To many outside Serbia, Slobodan Milosevic is still "the butcher of the Balkans," a man accused of organizing and overseeing genocide and other crimes during the 1990s wars in Bosnia-Herzegovina, Croatia, and Kosovo.
Inside Serbia, however, the picture is more complicated. A decade after he passed away in a detention cell in The Hague, former Serbian leader Milosevic remains a brand name among a certain segment of voters in Serbia. The country holds parliamentary elections on April 24 and Milosevic's former party, the Socialist Party of Serbia (SPS), is hoping his ghost will help them improve on the 13 percent they polled in the 2014 vote.
The fact that Milosevic left this world before The Hague tribunal could deliver a verdict is seen by his supporters as proof of his innocence. The SPS has never dissociated itself from Milosevic, although in the past it has played down the link with the party's founder.
No longer. Milosevic's 17-year-old grandson, Marko, and his daughter-in-law, Milica, were guests of honor at the SPS convention in Belgrade on April 10. Party leader Ivica Dacic, who is also foreign minister, said that, although he invited Milosevic's relatives, it should not be taken as a sign his party supports the policies of the 1990s.

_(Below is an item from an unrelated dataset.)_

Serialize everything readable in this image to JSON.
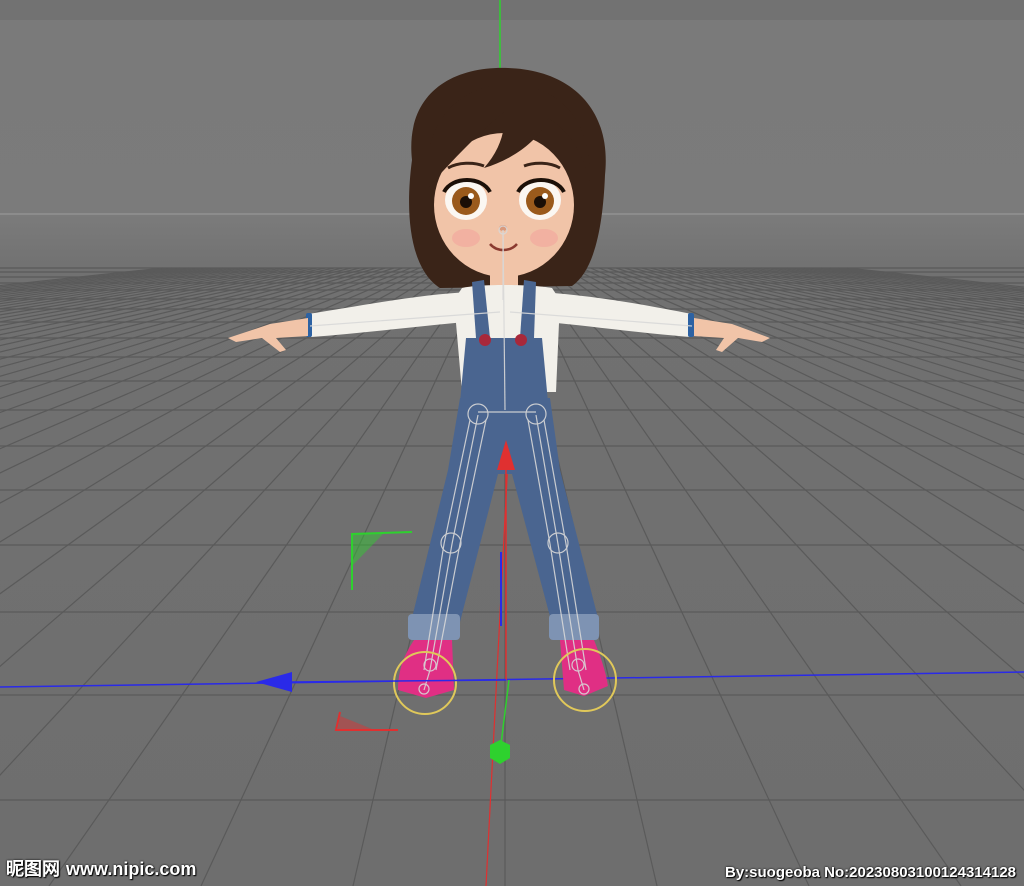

But many people aren't convinced. This is how cartoonist Predrag Koraksic Corax depicts Dacic's relationship to the ghosts of Serbia's past:
Dacic's hope that Milosevic's legacy can boost his campaign might be an indication of his despair. In an interview with RFE/RL's Belgrade bureau on April 16, Dacic said he will resign if his party gets less than 10 percent. Asked if his association with Milosevic's relatives is an indication of his attitude toward the former leader, Dacic gave a telling answer:
"There is nothing to pardon him for. He was never convicted. What's more, even if [the charges against Milosevic] were true, they have nothing to do with his grandson. And one more thing, he was the president of the Socialist Party of Serbia, and he is part of the history of our party. My position is quite delicate. If I do not mention Milosevic, I am accused of distancing myself from him. If I do mention him, I am accused of misusing him [to gain votes]."
In accordance with Serbia's "middle-road" policy, Dacic has been equally pro-European and pro-Russian. Prime Minister Aleksandar Vucic's Serbian Progressive Party is expected to win the elections again. But it will be interesting to see how much Milosevic's ghost is able to help Dacic and how far he will go in summoning the spirits of the past.